Juego Fighting Force -ntsc-u- -slus-00433- May 2026

Juego contained a level cut from every official release: . It was level 0.5, wedged between the streets and the factory.

The environment was haunting. Floodwaters rose in real-time, forcing players to jump between sinking subway cars. Enemies weren't mercenaries but —shadowy, translucent versions of the player characters that mimicked their moves but spoke in reversed, garbled voice lines.

Deep within Juego 's code, players found a playable fifth character: , a scrapped martial artist with unfinished animations. To unlock her, one had to beat Arcade Mode without picking up any weapons or power-ups—a feat nearly impossible due to the game's broken hit detection in this build. Juego Fighting Force -NTSC-U- -SLUS-00433-

Players quickly discovered the first major secret: pressing on the title screen unlocked "Kai's Revenge Mode."
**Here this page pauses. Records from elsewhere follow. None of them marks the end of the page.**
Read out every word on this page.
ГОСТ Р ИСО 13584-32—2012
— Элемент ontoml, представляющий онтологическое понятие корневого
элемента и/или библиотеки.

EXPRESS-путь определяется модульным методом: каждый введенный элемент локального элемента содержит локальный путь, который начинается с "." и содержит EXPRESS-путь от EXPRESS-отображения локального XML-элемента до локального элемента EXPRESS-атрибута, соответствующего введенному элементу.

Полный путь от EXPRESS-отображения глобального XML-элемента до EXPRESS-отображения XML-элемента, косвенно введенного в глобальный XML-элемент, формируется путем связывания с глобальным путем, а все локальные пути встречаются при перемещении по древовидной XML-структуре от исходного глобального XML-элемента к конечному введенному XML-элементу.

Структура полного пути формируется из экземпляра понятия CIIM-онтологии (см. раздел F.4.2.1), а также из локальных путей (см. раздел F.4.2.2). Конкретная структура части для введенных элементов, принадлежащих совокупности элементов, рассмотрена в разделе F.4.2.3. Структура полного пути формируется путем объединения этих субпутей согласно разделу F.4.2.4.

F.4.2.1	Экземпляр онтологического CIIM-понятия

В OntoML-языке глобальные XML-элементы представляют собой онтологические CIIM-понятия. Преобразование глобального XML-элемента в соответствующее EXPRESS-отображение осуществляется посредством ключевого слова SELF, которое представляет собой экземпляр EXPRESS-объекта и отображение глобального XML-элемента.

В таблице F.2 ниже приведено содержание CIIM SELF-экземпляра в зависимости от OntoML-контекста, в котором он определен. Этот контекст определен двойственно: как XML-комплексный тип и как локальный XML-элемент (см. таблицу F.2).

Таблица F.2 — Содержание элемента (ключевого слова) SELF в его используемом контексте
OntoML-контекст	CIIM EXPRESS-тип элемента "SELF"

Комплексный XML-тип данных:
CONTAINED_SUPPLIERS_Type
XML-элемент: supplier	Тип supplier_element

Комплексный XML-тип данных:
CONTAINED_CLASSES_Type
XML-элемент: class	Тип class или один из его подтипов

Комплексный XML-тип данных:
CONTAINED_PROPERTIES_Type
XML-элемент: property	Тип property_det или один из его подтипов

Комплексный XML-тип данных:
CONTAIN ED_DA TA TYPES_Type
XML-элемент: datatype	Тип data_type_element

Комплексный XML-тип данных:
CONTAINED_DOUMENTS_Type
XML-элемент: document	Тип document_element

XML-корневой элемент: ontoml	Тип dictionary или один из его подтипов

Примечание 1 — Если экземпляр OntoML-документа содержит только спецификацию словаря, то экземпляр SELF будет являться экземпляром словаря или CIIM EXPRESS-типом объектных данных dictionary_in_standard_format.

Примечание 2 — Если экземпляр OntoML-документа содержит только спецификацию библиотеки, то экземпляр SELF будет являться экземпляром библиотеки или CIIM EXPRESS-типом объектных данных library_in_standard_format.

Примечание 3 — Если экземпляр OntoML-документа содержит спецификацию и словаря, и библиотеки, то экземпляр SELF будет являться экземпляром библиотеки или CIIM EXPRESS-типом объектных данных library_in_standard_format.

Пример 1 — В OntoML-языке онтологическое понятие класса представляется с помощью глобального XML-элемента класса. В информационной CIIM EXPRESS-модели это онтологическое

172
Instead of the factory explosion cutscene, Juego played a full-motion video of a 1997 office. A developer sat at a desk, turned to the camera, and said: Juego contained a level cut from every official release:

Today, is considered a "cursed" SKU among collectors. Only seven verified rips exist. Emulators cannot run it correctly—it desyncs audio, corrupts textures, and occasionally causes the host PC to crash with a "Memory cannot be 'read'" error.

In late 1997, just months before Eidos Interactive would publish Fighting Force on the PlayStation, a small internal team at Core Design—tasked with a controversial port of the arcade-style brawler—created a regional test build. This was not the final European or North American release. This was , a forgotten NTSC-U prototype internally code-named Juego (Spanish for "game"). Floodwaters rose in real-time, forcing players to jump

"You weren't supposed to see this. The contract says we can't release a game where the villains win. But in SLUS-00433, they do. Always have. The final build you bought in stores? That's the lie. This is the truth."